Wednesday, September 18, 2019
"Bostwiki" gives the history of the (old) Fairness Doctrine
Bostwiki, a journalist in New York City (he says he
can see the new WTC from his apartment) explains the Fairness Doctrine, in a
six-minute video.
I don’t recall hearing of the Mayflower Rule, which at
one time had prohibited all political discussion on radio, in the days before
TV.
Most parts of the Fairness Doctrine went away during
the Reagan years as cable channels became more prominent and consumers had more
choice. That wasn’t always true; when I moved from an apartment in Oak Lawn in
Dallas to a condo in Pleasant Grove at the beginning of 1985, I found that area
didn’t yet have cable. The closest was UHF and PBS. (I remember a night in
early 1986 when PBS offered definitive coverage of AIDS as it was at the time,
and also kuru, another mystery disease.)
A few provisions, like regarding personal attacks on public
figures, didn’t go away until the early 2000’s.

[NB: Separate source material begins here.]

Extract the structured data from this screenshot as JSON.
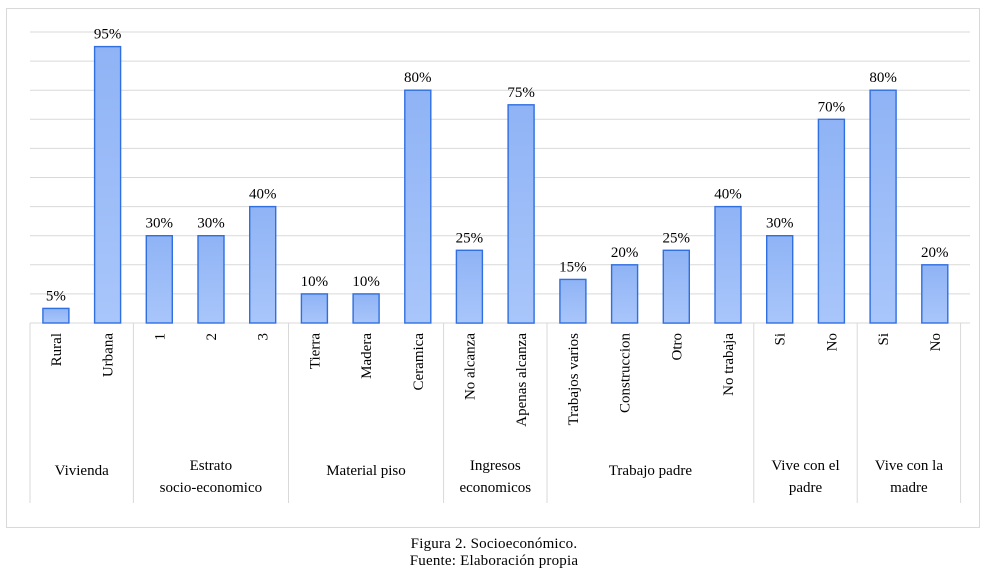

Independent news channels on YouTube have grown up in an
area where none of these rules matter, but YouTube, as we know, has been
demonetizing independent political content on YouTube in favor of older legacy
companies that grew up under different rules.
Obviously, I, as a Blogger, don’t have a “fairness
doctrine” to worry about, but “free content” is becoming a hidden problem
underneath the more obvious clickbait issue.
That’s because if may hollow out conventional political participation.